Im Forschungszentrum Karlsruhe entsteht ein Großexperiment zur Messung der Neutrinomasse


KATRIN, das KArlsruhe TRItium Neutrino Experiment, soll eine der spannendsten Fragen der Physik klären: Wie groß ist die Masse des Neutrinos und welche Rolle spielt es bei der Entwicklung unseres Universums? KATRIN ist ein Projekt mehrerer europäischer und amerikanischer Institutionen. Schon heute arbeiten unter Federführung des Forschungszentrums Karlsruhe rund 100 Wissenschaftler, Techniker und Studenten an dem Großexperiment. Das zentrale Element – das so genannte Hauptspektrometer – wird einen Durchmesser von rund 10 Metern und eine Länge von 24 Metern haben. Am 5. September 2005 wurde mit dem Ersten Spatenstich für die große Versuchshalle die dreijährige Aufbauphase des Experiments begonnen. KATRIN kostet rund 33 Millionen Euro und wird im Jahr 2008 mit ersten Messungen beginnen.

Neutrinos wurden als Elementarteilchen 1930 theoretisch vorausgesagt. Ein experimenteller Nachweis gelang erst 1957, da Neutrinos wegen ihrer geringen Wechselwirkung mit Materie nur schwer zu messen sind. Erst seit wenigen Jahren ist deshalb bekannt, dass Neutrinos eine kleine aber von Null verschiedene Masse haben. Offen bleibt die Frage, wie groß diese Masse ist. Das im Forschungszentrum Karlsruhe in Bau befindliche Experiment KATRIN (KArlsruhe TRItium Neutrino Experiment) soll diese Frage aufklären, die als eine der Schlüsselfragen der modernen Physik gilt.

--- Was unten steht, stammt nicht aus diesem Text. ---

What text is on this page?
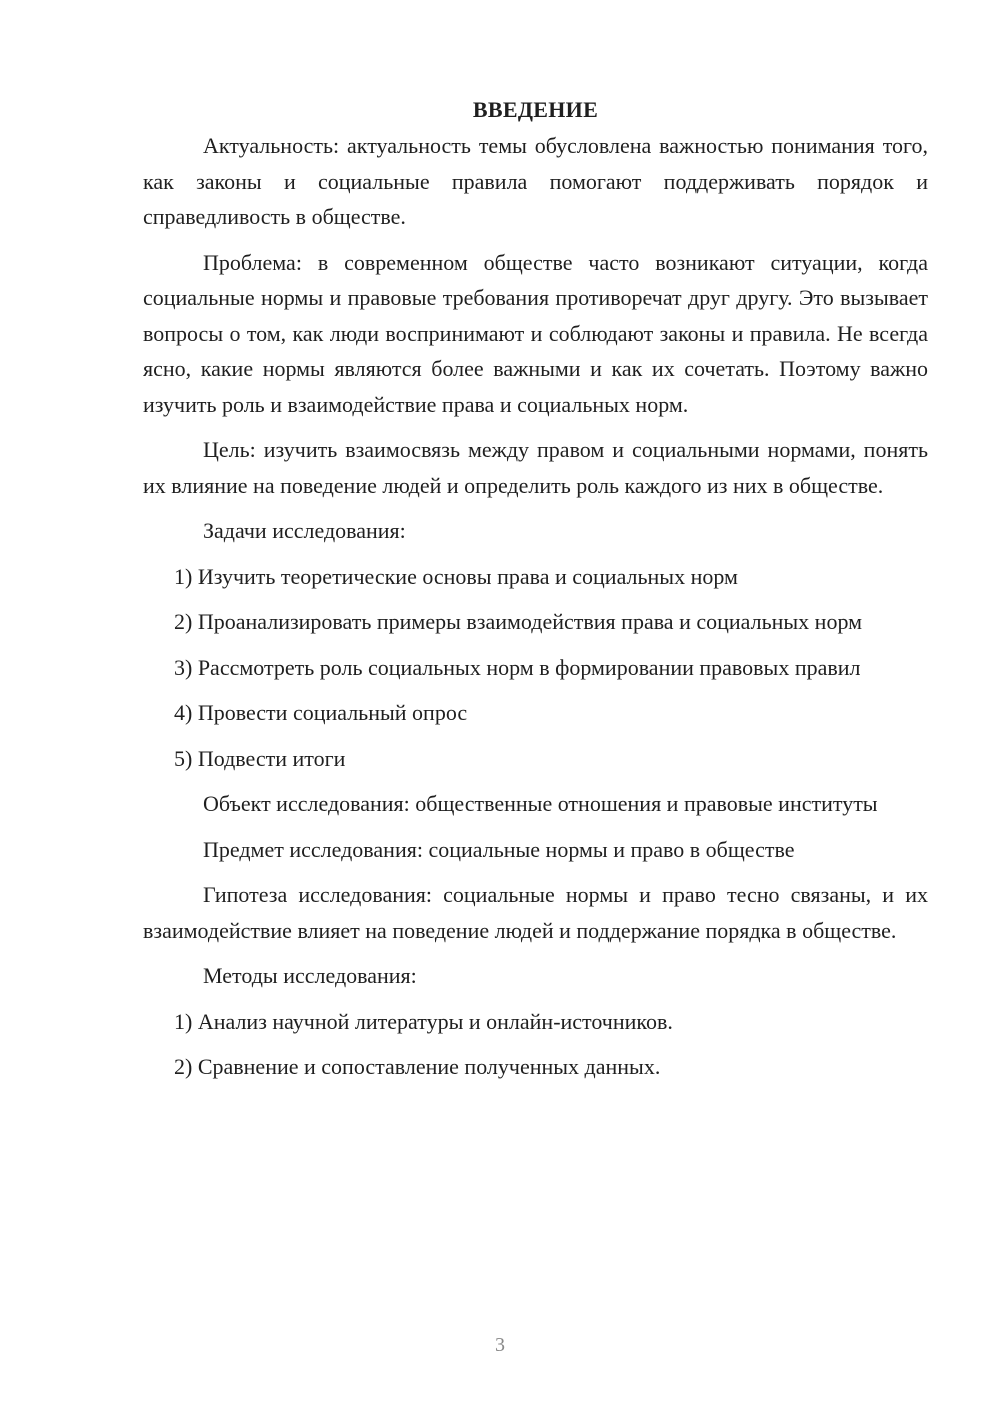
ВВЕДЕНИЕ

Актуальность: актуальность темы обусловлена важностью понимания того, как законы и социальные правила помогают поддерживать порядок и справедливость в обществе.

Проблема: в современном обществе часто возникают ситуации, когда социальные нормы и правовые требования противоречат друг другу. Это вызывает вопросы о том, как люди воспринимают и соблюдают законы и правила. Не всегда ясно, какие нормы являются более важными и как их сочетать. Поэтому важно изучить роль и взаимодействие права и социальных норм.

Цель: изучить взаимосвязь между правом и социальными нормами, понять их влияние на поведение людей и определить роль каждого из них в обществе.

Задачи исследования:

1) Изучить теоретические основы права и социальных норм

2) Проанализировать примеры взаимодействия права и социальных норм

3) Рассмотреть роль социальных норм в формировании правовых правил

4) Провести социальный опрос

5) Подвести итоги

Объект исследования: общественные отношения и правовые институты

Предмет исследования: социальные нормы и право в обществе

Гипотеза исследования: социальные нормы и право тесно связаны, и их взаимодействие влияет на поведение людей и поддержание порядка в обществе.

Методы исследования:

1) Анализ научной литературы и онлайн-источников.

2) Сравнение и сопоставление полученных данных.

3
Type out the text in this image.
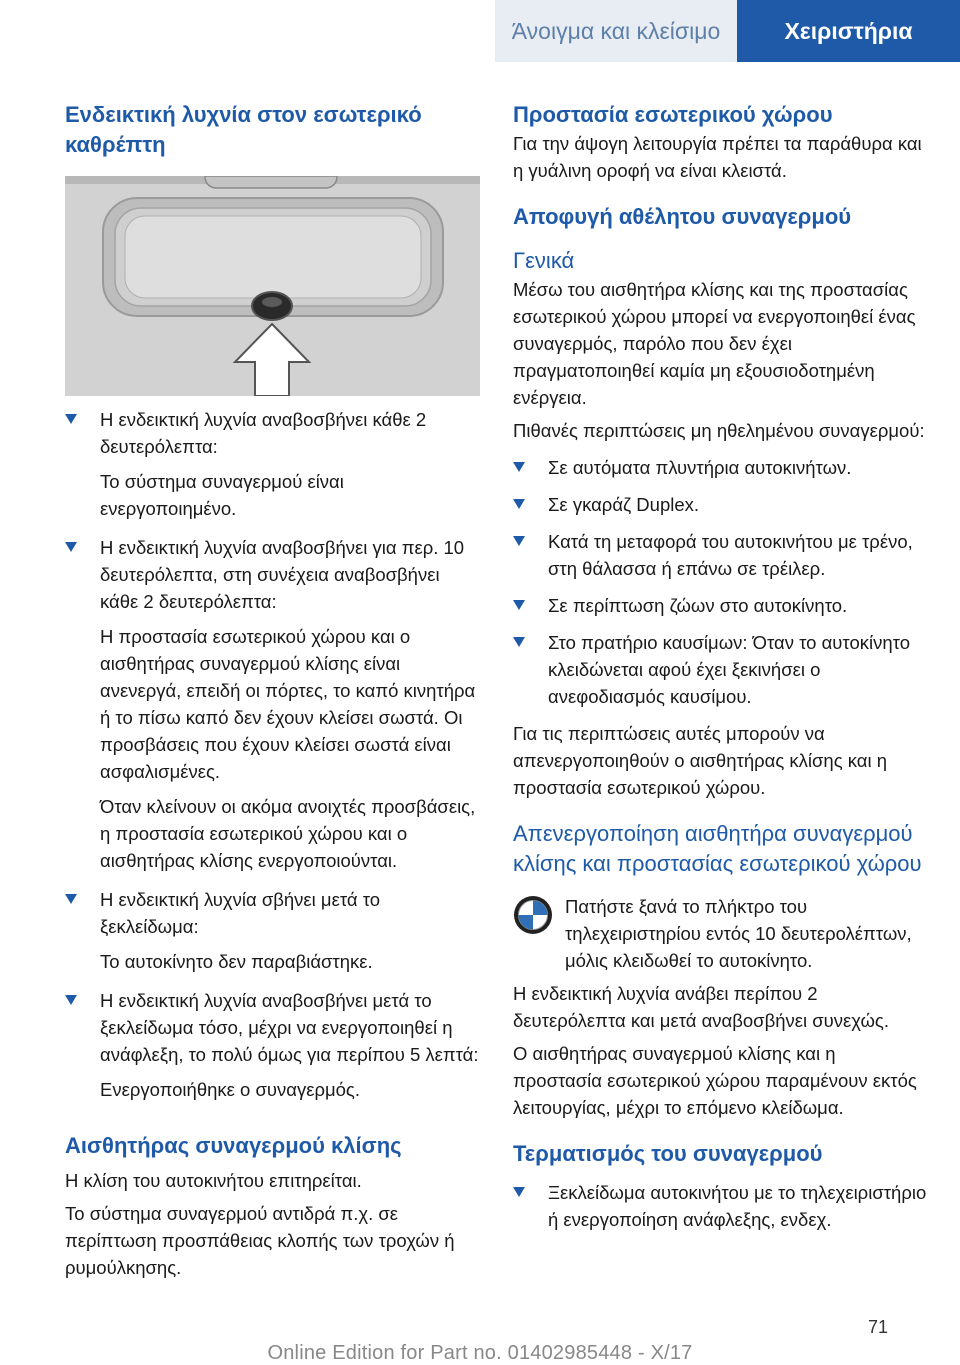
Άνοιγμα και κλείσιμο	Χειριστήρια
Ενδεικτική λυχνία στον εσωτερικό καθρέπτη

Η ενδεικτική λυχνία αναβοσβήνει κάθε 2 δευτερόλεπτα:

Το σύστημα συναγερμού είναι ενεργοποιημένο.

Η ενδεικτική λυχνία αναβοσβήνει για περ. 10 δευτερόλεπτα, στη συνέχεια αναβοσβήνει κάθε 2 δευτερόλεπτα:

Η προστασία εσωτερικού χώρου και ο αισθητήρας συναγερμού κλίσης είναι ανενεργά, επειδή οι πόρτες, το καπό κινητήρα ή το πίσω καπό δεν έχουν κλείσει σωστά. Οι προσβάσεις που έχουν κλείσει σωστά είναι ασφαλισμένες.

Όταν κλείνουν οι ακόμα ανοιχτές προσβάσεις, η προστασία εσωτερικού χώρου και ο αισθητήρας κλίσης ενεργοποιούνται.

Η ενδεικτική λυχνία σβήνει μετά το ξεκλείδωμα:

Το αυτοκίνητο δεν παραβιάστηκε.

Η ενδεικτική λυχνία αναβοσβήνει μετά το ξεκλείδωμα τόσο, μέχρι να ενεργοποιηθεί η ανάφλεξη, το πολύ όμως για περίπου 5 λεπτά:

Ενεργοποιήθηκε ο συναγερμός.

Αισθητήρας συναγερμού κλίσης

Η κλίση του αυτοκινήτου επιτηρείται.

Το σύστημα συναγερμού αντιδρά π.χ. σε περίπτωση προσπάθειας κλοπής των τροχών ή ρυμούλκησης.

Προστασία εσωτερικού χώρου

Για την άψογη λειτουργία πρέπει τα παράθυρα και η γυάλινη οροφή να είναι κλειστά.

Αποφυγή αθέλητου συναγερμού
Γενικά

Μέσω του αισθητήρα κλίσης και της προστασίας εσωτερικού χώρου μπορεί να ενεργοποιηθεί ένας συναγερμός, παρόλο που δεν έχει πραγματοποιηθεί καμία μη εξουσιοδοτημένη ενέργεια.

Πιθανές περιπτώσεις μη ηθελημένου συναγερμού:

Σε αυτόματα πλυντήρια αυτοκινήτων.

Σε γκαράζ Duplex.

Κατά τη μεταφορά του αυτοκινήτου με τρένο, στη θάλασσα ή επάνω σε τρέιλερ.

Σε περίπτωση ζώων στο αυτοκίνητο.

Στο πρατήριο καυσίμων: Όταν το αυτοκίνητο κλειδώνεται αφού έχει ξεκινήσει ο ανεφοδιασμός καυσίμου.

Για τις περιπτώσεις αυτές μπορούν να απενεργοποιηθούν ο αισθητήρας κλίσης και η προστασία εσωτερικού χώρου.

Απενεργοποίηση αισθητήρα συναγερμού κλίσης και προστασίας εσωτερικού χώρου

Πατήστε ξανά το πλήκτρο του τηλεχειριστηρίου εντός 10 δευτερολέπτων, μόλις κλειδωθεί το αυτοκίνητο.

Η ενδεικτική λυχνία ανάβει περίπου 2 δευτερόλεπτα και μετά αναβοσβήνει συνεχώς.

Ο αισθητήρας συναγερμού κλίσης και η προστασία εσωτερικού χώρου παραμένουν εκτός λειτουργίας, μέχρι το επόμενο κλείδωμα.

Τερματισμός του συναγερμού

Ξεκλείδωμα αυτοκινήτου με το τηλεχειριστήριο ή ενεργοποίηση ανάφλεξης, ενδεχ.

71
Online Edition for Part no. 01402985448 - X/17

Die Neutrinomasse hat Auswirkungen auf die Teilchenphysik, die Astrophysik und die Kosmologie. So haben Neutrinos nach dem Urknall die großräumige Struktur des Universums beeinflusst.

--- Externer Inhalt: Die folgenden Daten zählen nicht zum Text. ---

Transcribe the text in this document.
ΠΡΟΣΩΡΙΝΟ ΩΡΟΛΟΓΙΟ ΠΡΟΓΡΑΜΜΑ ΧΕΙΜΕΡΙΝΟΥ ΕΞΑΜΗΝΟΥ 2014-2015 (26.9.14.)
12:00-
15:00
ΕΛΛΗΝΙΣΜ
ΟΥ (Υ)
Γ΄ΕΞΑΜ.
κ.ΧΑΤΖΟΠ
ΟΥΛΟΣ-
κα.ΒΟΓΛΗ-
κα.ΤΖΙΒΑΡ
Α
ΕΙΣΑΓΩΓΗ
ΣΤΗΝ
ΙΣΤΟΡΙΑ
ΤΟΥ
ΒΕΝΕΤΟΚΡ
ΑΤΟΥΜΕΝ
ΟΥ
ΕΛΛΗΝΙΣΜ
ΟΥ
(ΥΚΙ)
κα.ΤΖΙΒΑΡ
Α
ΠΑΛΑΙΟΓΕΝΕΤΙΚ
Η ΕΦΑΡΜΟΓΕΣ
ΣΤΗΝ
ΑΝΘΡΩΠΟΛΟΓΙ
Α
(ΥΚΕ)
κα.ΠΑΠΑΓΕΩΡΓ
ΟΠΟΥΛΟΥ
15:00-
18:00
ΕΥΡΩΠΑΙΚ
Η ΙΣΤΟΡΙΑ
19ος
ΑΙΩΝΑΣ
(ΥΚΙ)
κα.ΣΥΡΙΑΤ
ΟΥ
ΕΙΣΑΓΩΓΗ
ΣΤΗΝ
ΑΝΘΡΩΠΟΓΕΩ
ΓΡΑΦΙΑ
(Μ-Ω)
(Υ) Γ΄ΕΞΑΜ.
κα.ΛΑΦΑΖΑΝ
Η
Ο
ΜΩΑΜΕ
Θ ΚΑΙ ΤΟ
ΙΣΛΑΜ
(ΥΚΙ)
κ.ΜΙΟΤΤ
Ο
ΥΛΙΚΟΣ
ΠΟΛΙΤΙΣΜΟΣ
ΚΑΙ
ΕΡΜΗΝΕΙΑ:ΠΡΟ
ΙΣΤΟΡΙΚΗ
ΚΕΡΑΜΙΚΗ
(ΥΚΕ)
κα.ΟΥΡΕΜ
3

KATRIN nutzt den Effekt, aufgrund dessen der Physiker Wolfgang Pauli das Neutrino 1930 voraussagte: Beim Beta-Zerfall in Atomkernen wird ein Neutron in ein Proton und ein Elektron umgewandelt. Das entstehende Elektron hat aber keine feste Energie, sondern schwankt von Null bis zu einer Maximalenergie, die praktisch der gesamten beim Zerfall freiwerdenden Energie entspricht. Beim Beta-Zerfall wird aber immer eine konstante Energie freigesetzt. Um fundamentale Grundgesetze der Physik (Energie- und Impulserhaltung) zu gewährleisten, muss der Unterschied zwischen der Energie der Elektronen (Ruhemasse plus Bewegungsenergie) und der Gesamtenergie von einem weiteren Teilchen übernommen werden, eben dem Neutrino. Die Energie des Neutrinos setzt sich nun wieder aus zwei Bestandteilen zusammen – seiner (Ruhe-)Masse und seiner Bewegungsenergie. Da die Neutrinos aus dem Tritiumzerfall nicht nachgewiesen werden können, muss auf die Messung des Elektrons zurückgegriffen werden: Aus der genauen Beobachtung des Energiespektrums der Elektronen in der Nähe der Maximalenergie kann auf die Neutrinomasse geschlossen werden. Wenn das Neutrino eine Masse hat und damit, gemäß Einsteins berühmter Formel E=mc², eine Mindestenergie mit sich trägt, wird das Energiespektrum in der Nähe der Maximalenergie des Beta-Zerfalls modifiziert sein.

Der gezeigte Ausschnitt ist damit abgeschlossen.